Scientific classification
- Kingdom: Animalia
- Phylum: Chordata
- Class: Aves
- Order: Columbiformes
- Family: Columbidae
- Genus: Henicophaps
- Species: H. foersteri
- Binomial name: Henicophaps foersteri Rothschild & Hartert, 1906

= New Britain bronzewing =

- Genus: Henicophaps
- Species: foersteri
- Authority: Rothschild & Hartert, 1906
- Conservation status: VU

Species of bird

The New Britain bronzewing (Henicophaps foersteri) is a species of bird in the family Columbidae. It is endemic to Papua New Guinea. In 1988, it was rated as a near threatened species on the International Union for Conservation of Nature Red List of Endangered Species. However, in 2000, it was warranted a vulnerable status.

== Description ==
The New Britain bronzewing measures about 38 cm in length, having 20.5 cm long wingspan. The tail measures 13.7 cm, and the bill measures 3 cm in length. It has a buff coloured forehead and a reddish brown crown. The irides and the bill are dark. It has dark brown upperparts, and the chin, throat, and ear feathers are creamy white. The greater and the median coverts are metallic golden green, and the lesser coverts are dark maroon. It has blue iridescent tertials.

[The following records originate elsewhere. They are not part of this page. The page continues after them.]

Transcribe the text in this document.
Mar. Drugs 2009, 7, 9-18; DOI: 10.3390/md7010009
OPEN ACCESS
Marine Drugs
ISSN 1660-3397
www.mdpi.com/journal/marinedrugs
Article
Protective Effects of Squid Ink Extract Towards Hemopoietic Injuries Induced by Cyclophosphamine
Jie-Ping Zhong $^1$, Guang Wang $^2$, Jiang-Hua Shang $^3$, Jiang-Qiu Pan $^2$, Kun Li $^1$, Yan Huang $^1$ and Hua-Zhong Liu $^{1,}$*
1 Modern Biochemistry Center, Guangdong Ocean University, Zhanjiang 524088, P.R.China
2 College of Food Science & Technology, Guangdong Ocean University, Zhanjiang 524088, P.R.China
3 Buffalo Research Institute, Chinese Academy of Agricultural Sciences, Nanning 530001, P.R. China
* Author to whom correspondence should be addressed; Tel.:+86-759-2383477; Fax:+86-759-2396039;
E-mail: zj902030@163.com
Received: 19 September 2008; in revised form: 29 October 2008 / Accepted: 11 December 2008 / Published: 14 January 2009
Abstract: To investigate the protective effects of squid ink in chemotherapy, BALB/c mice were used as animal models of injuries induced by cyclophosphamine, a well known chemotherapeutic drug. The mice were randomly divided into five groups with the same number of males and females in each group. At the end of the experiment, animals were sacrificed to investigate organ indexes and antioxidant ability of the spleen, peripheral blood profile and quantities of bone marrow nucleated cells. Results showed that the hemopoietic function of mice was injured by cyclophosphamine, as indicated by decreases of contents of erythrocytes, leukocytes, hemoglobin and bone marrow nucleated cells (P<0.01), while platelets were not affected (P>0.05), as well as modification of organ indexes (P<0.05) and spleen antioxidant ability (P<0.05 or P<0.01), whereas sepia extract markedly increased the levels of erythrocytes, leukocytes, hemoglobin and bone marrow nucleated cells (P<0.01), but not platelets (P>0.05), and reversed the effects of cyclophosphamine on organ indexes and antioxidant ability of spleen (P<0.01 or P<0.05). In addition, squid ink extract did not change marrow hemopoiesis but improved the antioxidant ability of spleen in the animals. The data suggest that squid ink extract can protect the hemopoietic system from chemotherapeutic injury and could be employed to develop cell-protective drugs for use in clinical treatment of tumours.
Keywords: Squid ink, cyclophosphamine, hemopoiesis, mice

It emits a monotonously repeating pip-yia call, with the second note being higher pitched than the first note.

== Distribution and habitat ==
The New Britain bronzewing is endemic to Papua New Guinea. Its natural habitat is old-growth and second-growth lowland forests up to elevations of at least 700 m above sea level.

== Status and conservation ==
In 1988, the New Britain bronzewing was rated as a near threatened species on the IUCN Red List of Endangered Species. However, in 2000, it was warranted a vulnerable status due to its small population numbering less than 5,000, which is probably decreasing due to habitat loss. It is a rare species. It has been recorded in the Poikili and the Garu Wildlife Protection Areas.